Martin insisted on sitting with him in the back, an implied higher status than the driver, which meant they talked all the way to Berlin.

“Excuse me, you don’t mind? It’s such an opportunity for me. I’ve always wondered. The family in
Downfal
l
? These were actual people you knew? It’s like
Buddenbrooks
?”

“Actual people? No,” Alex said.

Were they still alive? Irene and Elsbeth and Erich, old Fritz, the people of his life, swallowed up in the war, maybe just names now on
a refugee list, untraceable, their only existence in Alex’s pages, something Fritz would have hated.

“It’s not us, these people,” he’d yelled at Alex. “My father never gambled, not like that.”

“It’s not you,” Alex had said calmly.

“Everybody says it’s us. They say it at the club. You should hear Stolberg. ‘Only a Jew would write such things.’ ”

“Well, a Jew did,” Alex said.

“Half a Jew,” Fritz snapped, then more quietly, “Anyway, your father’s a good man. Stolberg’s just like the rest of them.” He looked up. “So it’s not us?”

“It’s any Junker family. You know how writers use things—a look, a mannerism, you use everything you know.”

“Oh, and so now we’re Junkers. And I suppose we lost the war too.
Pickelhauben
.”

“Read the book,” Alex had said, knowing Fritz never would.

“What does it mean, anyway?
Downfall
. What happens to them? The father gambles? So what?”

“They lose their money,” Alex said.

Old Fritz turned, embarrassed now. “Well, that’s easy enough to do. In the inflation everybody lost something.”

Alex waited, the air settling around them. “It’s not you,” he said again.

And Fritz believed him.

“But the camp in
The Last Fence
,” Martin was saying. “That’s Sachsenhausen, yes? They said at the office you’d been in Sachsenhausen.”

“Oranienburg, in the first camp there. They built Sachsenhausen later. They put us in an old brewery. Right in the center of town. People could see through the windows. So everyone knew.”
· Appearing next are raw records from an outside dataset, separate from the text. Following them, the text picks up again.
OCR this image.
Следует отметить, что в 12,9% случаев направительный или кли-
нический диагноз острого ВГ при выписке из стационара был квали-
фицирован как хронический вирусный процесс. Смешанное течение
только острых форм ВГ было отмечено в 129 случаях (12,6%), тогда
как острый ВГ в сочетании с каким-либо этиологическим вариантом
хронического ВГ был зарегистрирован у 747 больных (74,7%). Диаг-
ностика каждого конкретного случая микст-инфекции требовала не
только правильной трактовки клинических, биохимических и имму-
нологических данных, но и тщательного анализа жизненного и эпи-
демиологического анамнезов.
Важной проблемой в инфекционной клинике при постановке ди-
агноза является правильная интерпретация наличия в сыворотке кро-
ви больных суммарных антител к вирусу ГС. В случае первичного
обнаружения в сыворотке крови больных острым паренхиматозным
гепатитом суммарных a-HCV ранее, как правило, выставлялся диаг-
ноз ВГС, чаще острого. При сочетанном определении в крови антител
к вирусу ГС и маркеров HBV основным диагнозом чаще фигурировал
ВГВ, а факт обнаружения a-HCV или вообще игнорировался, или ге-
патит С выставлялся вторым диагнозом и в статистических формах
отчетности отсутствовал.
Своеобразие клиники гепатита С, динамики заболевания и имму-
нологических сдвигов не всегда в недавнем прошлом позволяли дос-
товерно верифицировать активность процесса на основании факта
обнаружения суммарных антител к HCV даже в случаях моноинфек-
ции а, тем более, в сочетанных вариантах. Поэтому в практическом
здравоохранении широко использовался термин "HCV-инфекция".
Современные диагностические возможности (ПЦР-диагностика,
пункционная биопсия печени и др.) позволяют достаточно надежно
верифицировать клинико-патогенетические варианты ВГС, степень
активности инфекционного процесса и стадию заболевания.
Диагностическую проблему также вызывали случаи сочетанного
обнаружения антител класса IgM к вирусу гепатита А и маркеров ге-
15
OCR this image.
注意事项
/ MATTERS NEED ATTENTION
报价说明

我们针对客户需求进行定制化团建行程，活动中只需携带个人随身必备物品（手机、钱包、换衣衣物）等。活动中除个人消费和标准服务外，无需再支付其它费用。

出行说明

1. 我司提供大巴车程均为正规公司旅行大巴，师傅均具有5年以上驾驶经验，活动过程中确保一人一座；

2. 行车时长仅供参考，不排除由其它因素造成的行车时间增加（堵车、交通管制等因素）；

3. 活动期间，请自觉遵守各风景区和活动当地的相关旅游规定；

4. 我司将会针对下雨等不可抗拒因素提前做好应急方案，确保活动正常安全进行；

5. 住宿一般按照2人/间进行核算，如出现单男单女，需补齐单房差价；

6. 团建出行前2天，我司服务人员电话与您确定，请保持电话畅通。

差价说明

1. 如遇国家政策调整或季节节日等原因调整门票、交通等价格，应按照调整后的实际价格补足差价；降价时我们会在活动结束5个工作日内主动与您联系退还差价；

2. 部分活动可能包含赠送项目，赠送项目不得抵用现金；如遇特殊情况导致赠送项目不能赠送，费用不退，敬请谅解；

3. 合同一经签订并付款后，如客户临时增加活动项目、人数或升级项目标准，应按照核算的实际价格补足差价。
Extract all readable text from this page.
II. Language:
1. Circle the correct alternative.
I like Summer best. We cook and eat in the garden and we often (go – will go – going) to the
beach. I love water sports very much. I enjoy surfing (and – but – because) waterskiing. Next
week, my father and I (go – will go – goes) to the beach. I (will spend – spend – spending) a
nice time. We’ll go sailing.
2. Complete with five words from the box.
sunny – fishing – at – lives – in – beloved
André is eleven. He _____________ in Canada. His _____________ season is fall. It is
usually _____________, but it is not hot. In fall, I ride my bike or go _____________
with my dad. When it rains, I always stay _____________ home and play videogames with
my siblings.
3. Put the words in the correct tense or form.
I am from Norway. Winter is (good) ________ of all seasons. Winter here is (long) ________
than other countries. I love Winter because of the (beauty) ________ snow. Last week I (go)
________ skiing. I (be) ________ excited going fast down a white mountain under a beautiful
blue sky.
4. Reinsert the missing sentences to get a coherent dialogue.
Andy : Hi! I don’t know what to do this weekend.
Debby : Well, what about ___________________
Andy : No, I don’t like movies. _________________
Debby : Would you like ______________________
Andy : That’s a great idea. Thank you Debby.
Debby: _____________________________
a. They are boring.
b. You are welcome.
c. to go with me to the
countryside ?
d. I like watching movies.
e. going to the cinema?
“But it was as you describe? You were tortured?” Martin said, unable to resist.

“No. Everyone was beaten. But the worst things—I was lucky.” Hands tied behind their backs then hung from poles until the shoulder joints separated, torn from the sockets, screams they couldn’t help, pain so terrible they finally passed out. “I wasn’t there long enough. Somebody got me out. You could still do that then. ’33. If you knew the right people.” The one thing old Fritz had left, connections.